Baca Juga: Keluarga Arya Daru Angkat Bicara, Tolak Hasil Penyelidikan Polisi hingga Menuntut Presiden Prabowo
Menurut pria usia 66 tahun ini, Prabowo seharusnya membuat pertimbangan yang tepat sebelum mengumumkan penghargaan tersebut kepada pejabatnya.
“Apakah Presiden Prabowo memperoleh informasi yang sempurna sehingga daftar itu tidak perlu dipersoalkan oleh publik?” tanyanya.
Rocky curiga ada pihak yang sengaja memanipulasi momen ini untuk kepentingan tertentu.
“Jadi orang-orang yang disebut kontroversial justru mendapatkan tanda kehormatan negara, itu penanda bahwa ada yang mengedit atau bahkan mengumpankan isu itu ke publik,” imbuhnya.
Seharusnya, layak atau tidaknya seorang pejabat mendapat penghargaan adalah hak rakyat, bukan hak presiden secara pribadi.
“Dan hak rakyat untuk menilai apakah kehormatan yang diberikan oleh Presiden Prabowo itu teruji secara etis atau nanti akan ada masalah?” lanjutnya.
Kondisi ini menjadi sebuah paradoks mengingat pada hari yang berdekatan, rakyat sedang memperjuangkan haknya di depan gedung DPR.
“Yang menjadi paradoks dan kontroversial itu karena pada saat istana bagi-bagi bintang kehormatan, justru ribuan rakyat berkumpul di DPR,” geramnya.

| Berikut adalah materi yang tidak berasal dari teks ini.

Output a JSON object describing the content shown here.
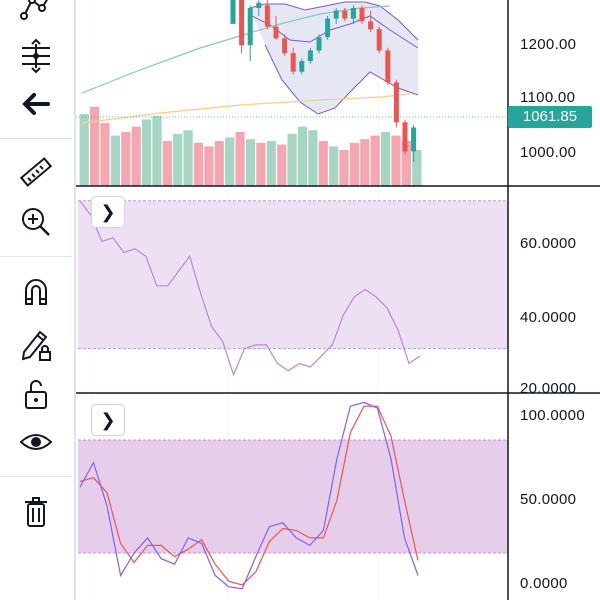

Penghargaan sesungguhnya justru harus diberikan kepada rakyat yang sedang dilanda krisis kepercayaan terhadap pejabat.
“Kehormatan seharusnya menjadi milik rakyat yang daya belinya sedang turun. Mereka yang didaftar oleh publik sebagai tidak layak, justru dilayakkan oleh negara,” ujar akademikus ini.